Countries need to break free of US dominance of semiconductor industry, says Alibaba’s Jack Ma

Alibaba has invested in five semiconductor firms in the last four years

PUBLISHED : Wednesday, 25 April, 2018, 10:18pm
UPDATED : Thursday, 20 September, 2018, 1:38pm

The co-founder of Chinese e-commerce giant Alibaba Group Holding, Jack Ma Yun, said nations from Japan to China needed to develop their own semiconductor technology to get around America’s grip on the global chip market.

Ma, explaining his company’s growing interest in chips, including this month’s acquisition of local design house Hangzhou C-Sky Microsystems, said he was motivated in part by a desire to make chips “inclusive” – cheap, efficient and available to all. He said his company had invested in five semiconductor firms in the past four years.

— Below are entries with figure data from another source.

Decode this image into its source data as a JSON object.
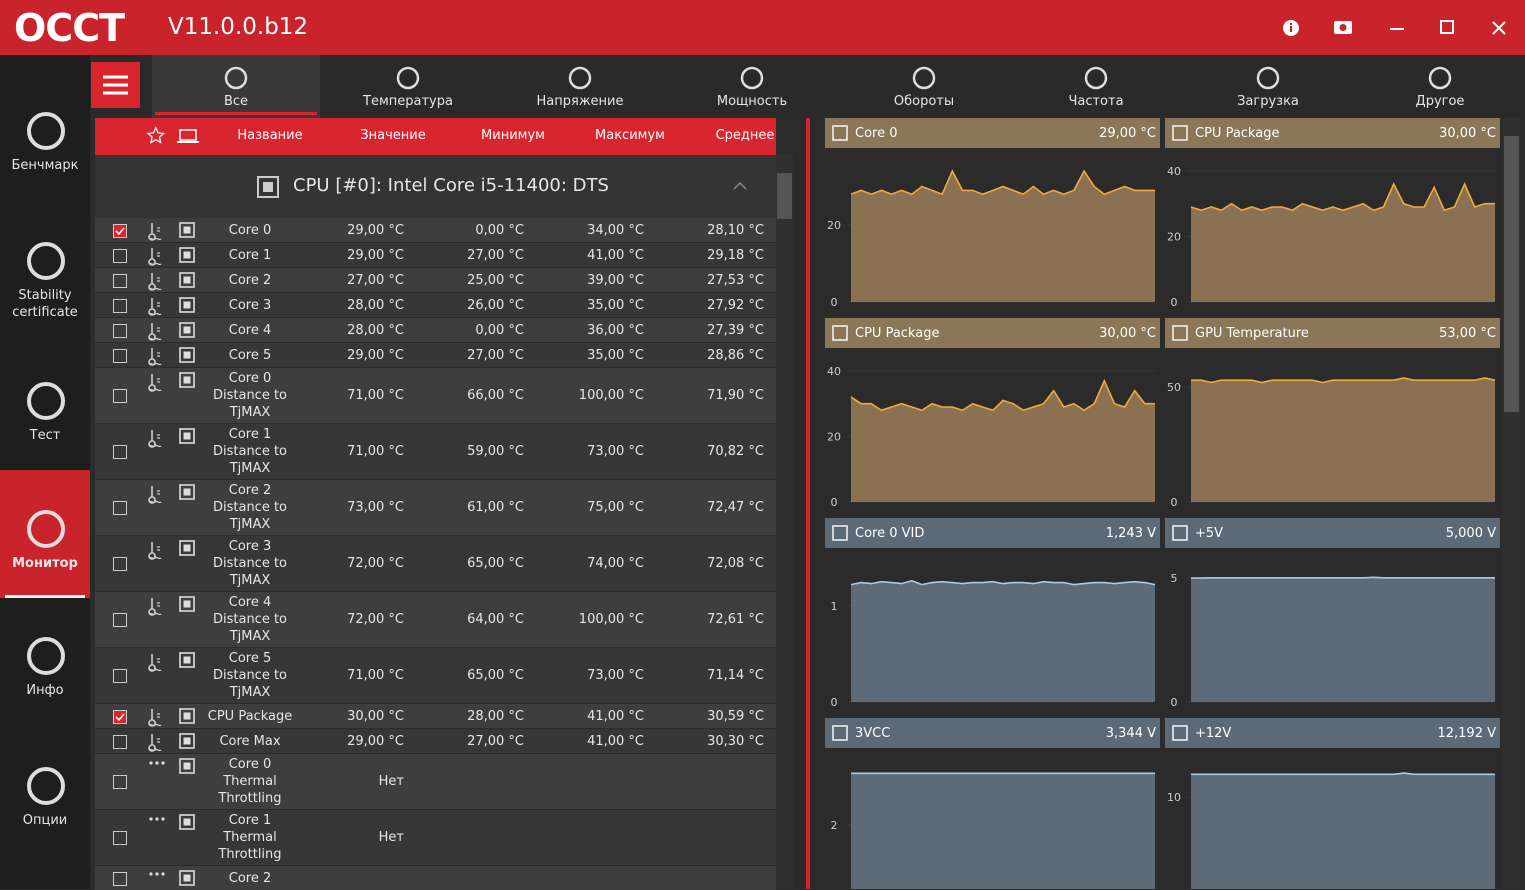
{
  "header": {
    "logo": "OCCT",
    "version": "V11.0.0.b12"
  },
  "sidebar": [
    {
      "label": "Бенчмарк"
    },
    {
      "label": "Stability\ncertificate"
    },
    {
      "label": "Тест"
    },
    {
      "label": "Монитор",
      "active": true
    },
    {
      "label": "Инфо"
    },
    {
      "label": "Опции"
    }
  ],
  "tabs": [
    {
      "label": "Все",
      "active": true
    },
    {
      "label": "Температура"
    },
    {
      "label": "Напряжение"
    },
    {
      "label": "Мощность"
    },
    {
      "label": "Обороты"
    },
    {
      "label": "Частота"
    },
    {
      "label": "Загрузка"
    },
    {
      "label": "Другое"
    }
  ],
  "table": {
    "columns": [
      "Название",
      "Значение",
      "Минимум",
      "Максимум",
      "Среднее"
    ],
    "group": "CPU [#0]: Intel Core i5-11400: DTS",
    "rows": [
      {
        "name": "Core 0",
        "value": "29,00 °C",
        "min": "0,00 °C",
        "max": "34,00 °C",
        "avg": "28,10 °C",
        "checked": true,
        "icon": "temp"
      },
      {
        "name": "Core 1",
        "value": "29,00 °C",
        "min": "27,00 °C",
        "max": "41,00 °C",
        "avg": "29,18 °C",
        "checked": false,
        "icon": "temp"
      },
      {
        "name": "Core 2",
        "value": "27,00 °C",
        "min": "25,00 °C",
        "max": "39,00 °C",
        "avg": "27,53 °C",
        "checked": false,
        "icon": "temp"
      },
      {
        "name": "Core 3",
        "value": "28,00 °C",
        "min": "26,00 °C",
        "max": "35,00 °C",
        "avg": "27,92 °C",
        "checked": false,
        "icon": "temp"
      },
      {
        "name": "Core 4",
        "value": "28,00 °C",
        "min": "0,00 °C",
        "max": "36,00 °C",
        "avg": "27,39 °C",
        "checked": false,
        "icon": "temp"
      },
      {
        "name": "Core 5",
        "value": "29,00 °C",
        "min": "27,00 °C",
        "max": "35,00 °C",
        "avg": "28,86 °C",
        "checked": false,
        "icon": "temp"
      },
      {
        "name": "Core 0\nDistance to\nTjMAX",
        "value": "71,00 °C",
        "min": "66,00 °C",
        "max": "100,00 °C",
        "avg": "71,90 °C",
        "checked": false,
        "icon": "temp"
      },
      {
        "name": "Core 1\nDistance to\nTjMAX",
        "value": "71,00 °C",
        "min": "59,00 °C",
        "max": "73,00 °C",
        "avg": "70,82 °C",
        "checked": false,
        "icon": "temp"
      },
      {
        "name": "Core 2\nDistance to\nTjMAX",
        "value": "73,00 °C",
        "min": "61,00 °C",
        "max": "75,00 °C",
        "avg": "72,47 °C",
        "checked": false,
        "icon": "temp"
      },
      {
        "name": "Core 3\nDistance to\nTjMAX",
        "value": "72,00 °C",
        "min": "65,00 °C",
        "max": "74,00 °C",
        "avg": "72,08 °C",
        "checked": false,
        "icon": "temp"
      },
      {
        "name": "Core 4\nDistance to\nTjMAX",
        "value": "72,00 °C",
        "min": "64,00 °C",
        "max": "100,00 °C",
        "avg": "72,61 °C",
        "checked": false,
        "icon": "temp"
      },
      {
        "name": "Core 5\nDistance to\nTjMAX",
        "value": "71,00 °C",
        "min": "65,00 °C",
        "max": "73,00 °C",
        "avg": "71,14 °C",
        "checked": false,
        "icon": "temp"
      },
      {
        "name": "CPU Package",
        "value": "30,00 °C",
        "min": "28,00 °C",
        "max": "41,00 °C",
        "avg": "30,59 °C",
        "checked": true,
        "icon": "temp"
      },
      {
        "name": "Core Max",
        "value": "29,00 °C",
        "min": "27,00 °C",
        "max": "41,00 °C",
        "avg": "30,30 °C",
        "checked": false,
        "icon": "temp"
      },
      {
        "name": "Core 0\nThermal\nThrottling",
        "value": "Нет",
        "checked": false,
        "icon": "other"
      },
      {
        "name": "Core 1\nThermal\nThrottling",
        "value": "Нет",
        "checked": false,
        "icon": "other"
      },
      {
        "name": "Core 2",
        "checked": false,
        "icon": "other"
      }
    ]
  },
  "chart_data": [
    {
      "type": "line",
      "title": "Core 0",
      "current": "29,00 °C",
      "color": "#f2a93b",
      "fill": "#8a7152",
      "bar": "#8b7657",
      "ylim": [
        0,
        40
      ],
      "yticks": [
        0,
        20
      ],
      "values": [
        28,
        29,
        28,
        29,
        28,
        29,
        28,
        30,
        29,
        28,
        34,
        29,
        29,
        28,
        29,
        30,
        29,
        28,
        30,
        28,
        29,
        28,
        29,
        34,
        30,
        28,
        29,
        30,
        29,
        29,
        29
      ]
    },
    {
      "type": "line",
      "title": "CPU Package",
      "current": "30,00 °C",
      "color": "#f2a93b",
      "fill": "#8a7152",
      "bar": "#8b7657",
      "ylim": [
        0,
        47
      ],
      "yticks": [
        0,
        20,
        40
      ],
      "values": [
        29,
        28,
        29,
        28,
        30,
        28,
        29,
        28,
        29,
        29,
        28,
        30,
        29,
        28,
        29,
        28,
        29,
        30,
        28,
        29,
        36,
        30,
        29,
        29,
        35,
        28,
        29,
        36,
        29,
        30,
        30
      ]
    },
    {
      "type": "line",
      "title": "CPU Package",
      "current": "30,00 °C",
      "color": "#f2a93b",
      "fill": "#8a7152",
      "bar": "#8b7657",
      "ylim": [
        0,
        47
      ],
      "yticks": [
        0,
        20,
        40
      ],
      "values": [
        32,
        30,
        30,
        28,
        29,
        30,
        29,
        28,
        30,
        29,
        29,
        28,
        30,
        29,
        28,
        31,
        30,
        28,
        29,
        30,
        34,
        29,
        30,
        28,
        30,
        37,
        30,
        29,
        34,
        30,
        30
      ]
    },
    {
      "type": "line",
      "title": "GPU Temperature",
      "current": "53,00 °C",
      "color": "#f2a93b",
      "fill": "#8a7152",
      "bar": "#8b7657",
      "ylim": [
        0,
        67
      ],
      "yticks": [
        0,
        50
      ],
      "values": [
        53,
        53,
        52,
        53,
        53,
        53,
        53,
        52,
        53,
        53,
        53,
        53,
        53,
        52,
        53,
        53,
        53,
        53,
        53,
        53,
        53,
        54,
        53,
        53,
        53,
        53,
        53,
        53,
        53,
        54,
        53
      ]
    },
    {
      "type": "line",
      "title": "Core 0 VID",
      "current": "1,243 V",
      "color": "#a9cbe2",
      "fill": "#5d6b78",
      "bar": "#5c6a78",
      "ylim": [
        0,
        1.6
      ],
      "yticks": [
        0,
        1
      ],
      "values": [
        1.22,
        1.24,
        1.23,
        1.25,
        1.24,
        1.23,
        1.26,
        1.22,
        1.24,
        1.25,
        1.24,
        1.23,
        1.24,
        1.24,
        1.25,
        1.23,
        1.24,
        1.24,
        1.23,
        1.25,
        1.24,
        1.24,
        1.22,
        1.23,
        1.24,
        1.24,
        1.23,
        1.24,
        1.25,
        1.24,
        1.22
      ]
    },
    {
      "type": "line",
      "title": "+5V",
      "current": "5,000 V",
      "color": "#a9cbe2",
      "fill": "#5d6b78",
      "bar": "#5c6a78",
      "ylim": [
        0,
        6.2
      ],
      "yticks": [
        0,
        5
      ],
      "values": [
        4.99,
        4.99,
        5,
        5,
        5,
        5,
        5,
        5,
        5,
        5,
        5,
        5,
        5,
        5,
        5,
        5,
        5,
        5,
        5.02,
        5,
        5,
        5,
        5,
        5,
        5,
        5,
        5,
        5,
        5,
        5,
        5
      ]
    },
    {
      "type": "line",
      "title": "3VCC",
      "current": "3,344 V",
      "color": "#a9cbe2",
      "fill": "#5d6b78",
      "bar": "#5c6a78",
      "ylim": [
        0,
        4
      ],
      "yticks": [
        2
      ],
      "values": [
        3.344,
        3.344,
        3.344,
        3.344,
        3.344,
        3.344,
        3.344,
        3.344,
        3.344,
        3.344,
        3.344,
        3.344,
        3.344,
        3.344,
        3.344,
        3.344,
        3.344,
        3.344,
        3.344,
        3.344,
        3.344,
        3.344,
        3.344,
        3.344,
        3.344,
        3.344,
        3.344,
        3.344,
        3.344,
        3.344,
        3.344
      ]
    },
    {
      "type": "line",
      "title": "+12V",
      "current": "12,192 V",
      "color": "#a9cbe2",
      "fill": "#5d6b78",
      "bar": "#5c6a78",
      "ylim": [
        0,
        14.7
      ],
      "yticks": [
        10
      ],
      "values": [
        12.19,
        12.19,
        12.19,
        12.19,
        12.19,
        12.19,
        12.19,
        12.19,
        12.19,
        12.19,
        12.19,
        12.19,
        12.19,
        12.19,
        12.19,
        12.19,
        12.19,
        12.19,
        12.19,
        12.19,
        12.19,
        12.3,
        12.19,
        12.19,
        12.19,
        12.19,
        12.19,
        12.19,
        12.19,
        12.19,
        12.19
      ]
    }
  ]
}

“America was the early mover and China, we need a lot of things. 100 per cent of the market for chips is controlled by Americans,” he told students and entrepreneurs at Japan’s Waseda University. “And suddenly if they stop selling – what that means, you understand. And that’s why China, Japan, and any country, you need core technologies.”

Ma’s comments dovetail with the views of Chinese business leaders and politicians. Ma joins industry peers such as Tencent Holdings founder Pony Ma in espousing a world-class domestic chip industry as tensions simmer with the US, the global leader in semiconductor technology.

Semiconductors lie at the heart of a spat between the world’s two largest economies, a dispute that has swollen tariffs, chilled Chinese investments in American companies and hampered China’s development of technologies from fifth-generation wireless to artificial intelligence.

The US government is even reviewing the possible use of a 1977 law under which President Donald Trump could declare a national emergency, block transactions and seize assets. Along with the US blacklisting of Chinese telecoms firm ZTE for seven years, that only reminded Beijing of the urgent need to whittle down its dependency on American technologies.

US semiconductor makers dwarf Chinese peers in market valuation as China’s chip dream remains distant

The action taken against ZTE has ironically given a further boost to China’s existing plan to shell out some US$150 billion over 10 years to achieve a leading position in chip design and manufacturing – a vision that US executives and officials have repeatedly warned could harm American interests.

“We’re entering a world where people don’t trust each other. That’s why we have trade wars and so many problems,” Ma said. “But don’t give up. Trust isn’t just gained, it’s about building. And we can build.”